A robust father might have appeared carrying a shotgun at the office of one of the more obnoxious offenders. A large brother or boyfriend might have blackened his eye. A small woman might have cooled his passion with a hat pin, and an only slightly clever small woman might have crushed his ego with a few simple words thrust neatly into his vulnerable asininity.
To be sure, these solutions have defects. Damaging a man's ego is a cruel act of violence. So are bruising his eye, puncturing his buttock and unleashing a father with bloodshot eyes to wander the campus. On the other hand, all provide immediate relief and cost nothing. Moreover, and most importantly, they afford the woman with a problem a healthy sense of self-reliance and ingenuity.
The courthouse solution is not only expensive, troublesome to the victim and time-consuming but also debilitating to her self-esteem, for it reminds her that to cope with the problem which her mother could solve in an afternoon she requires the aid of lawyers, a judge, a jury, witnesses, transcripts, three years of litigation and two appeals courts.

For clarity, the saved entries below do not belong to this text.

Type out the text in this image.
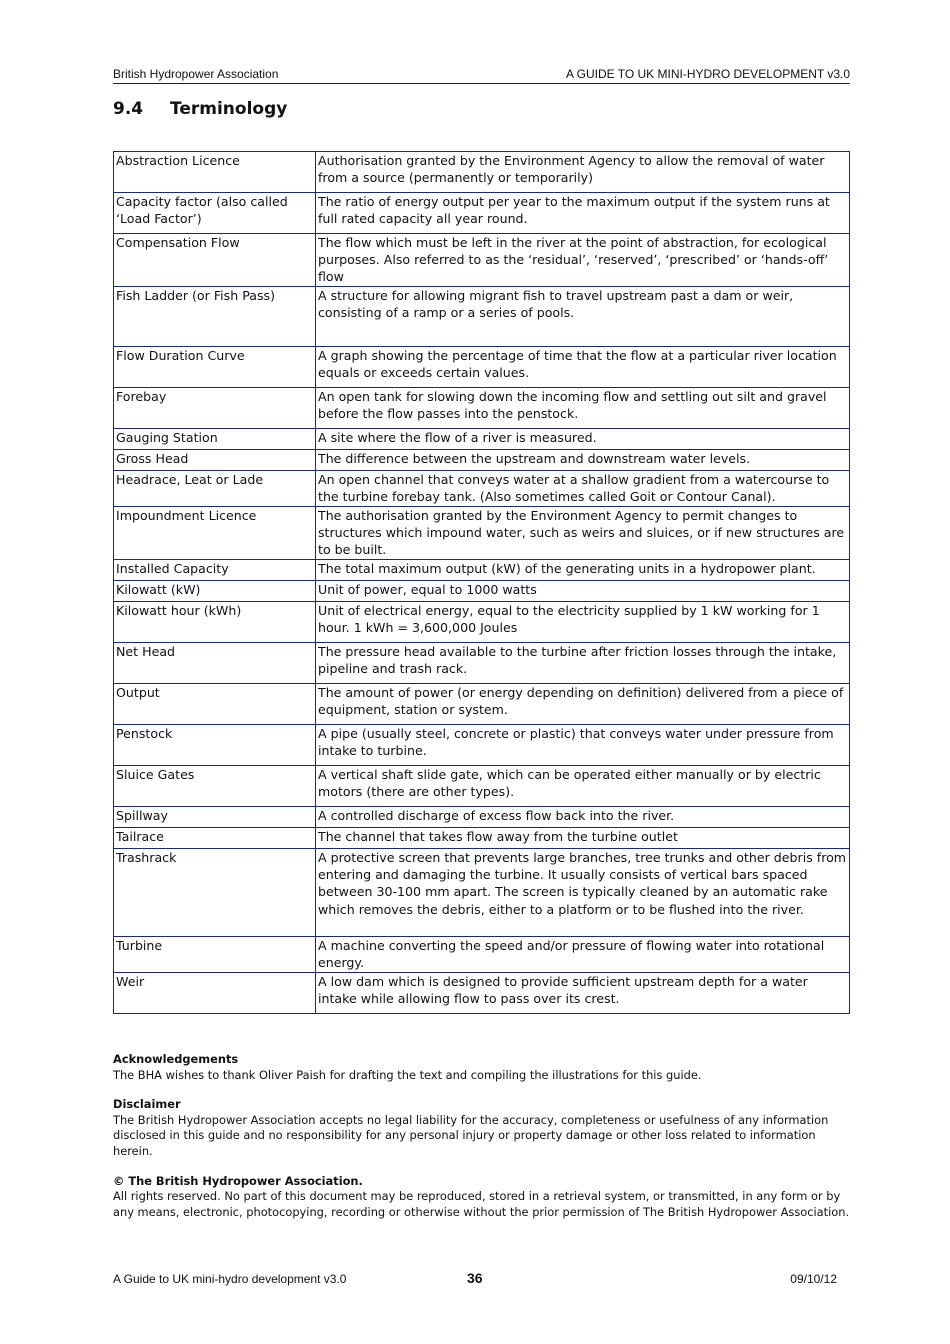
British Hydropower Association	A GUIDE TO UK MINI-HYDRO DEVELOPMENT v3.0
9.4 Terminology
Abstraction Licence	Authorisation granted by the Environment Agency to allow the removal of water from a source (permanently or temporarily)
Capacity factor (also called ‘Load Factor’)	The ratio of energy output per year to the maximum output if the system runs at full rated capacity all year round.
Compensation Flow	The flow which must be left in the river at the point of abstraction, for ecological purposes. Also referred to as the ‘residual’, ‘reserved’, ‘prescribed’ or ‘hands-off’ flow
Fish Ladder (or Fish Pass)	A structure for allowing migrant fish to travel upstream past a dam or weir, consisting of a ramp or a series of pools.
Flow Duration Curve	A graph showing the percentage of time that the flow at a particular river location equals or exceeds certain values.
Forebay	An open tank for slowing down the incoming flow and settling out silt and gravel before the flow passes into the penstock.
Gauging Station	A site where the flow of a river is measured.
Gross Head	The difference between the upstream and downstream water levels.
Headrace, Leat or Lade	An open channel that conveys water at a shallow gradient from a watercourse to the turbine forebay tank. (Also sometimes called Goit or Contour Canal).
Impoundment Licence	The authorisation granted by the Environment Agency to permit changes to structures which impound water, such as weirs and sluices, or if new structures are to be built.
Installed Capacity	The total maximum output (kW) of the generating units in a hydropower plant.
Kilowatt (kW)	Unit of power, equal to 1000 watts
Kilowatt hour (kWh)	Unit of electrical energy, equal to the electricity supplied by 1 kW working for 1 hour. 1 kWh = 3,600,000 Joules
Net Head	The pressure head available to the turbine after friction losses through the intake, pipeline and trash rack.
Output	The amount of power (or energy depending on definition) delivered from a piece of equipment, station or system.
Penstock	A pipe (usually steel, concrete or plastic) that conveys water under pressure from intake to turbine.
Sluice Gates	A vertical shaft slide gate, which can be operated either manually or by electric motors (there are other types).
Spillway	A controlled discharge of excess flow back into the river.
Tailrace	The channel that takes flow away from the turbine outlet
Trashrack	A protective screen that prevents large branches, tree trunks and other debris from entering and damaging the turbine. It usually consists of vertical bars spaced between 30-100 mm apart. The screen is typically cleaned by an automatic rake which removes the debris, either to a platform or to be flushed into the river.
Turbine	A machine converting the speed and/or pressure of flowing water into rotational energy.
Weir	A low dam which is designed to provide sufficient upstream depth for a water intake while allowing flow to pass over its crest.
Acknowledgements
The BHA wishes to thank Oliver Paish for drafting the text and compiling the illustrations for this guide.
Disclaimer
The British Hydropower Association accepts no legal liability for the accuracy, completeness or usefulness of any information disclosed in this guide and no responsibility for any personal injury or property damage or other loss related to information herein.
© The British Hydropower Association.
All rights reserved. No part of this document may be reproduced, stored in a retrieval system, or transmitted, in any form or by any means, electronic, photocopying, recording or otherwise without the prior permission of The British Hydropower Association.
A Guide to UK mini-hydro development v3.0	36	09/10/12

The Yale women who have taken this route are simply conforming to a new national habit, of course. Hand an American a problem and he immediately takes it to court. Half the population over the age of 30 is at law because it lacks the ingenuity to solve such humdrum problems as how to live with somebody who snores or dislikes your taste in television, and how to divide up the dishes, the children, the house and the jewelry before plodding on into middle age.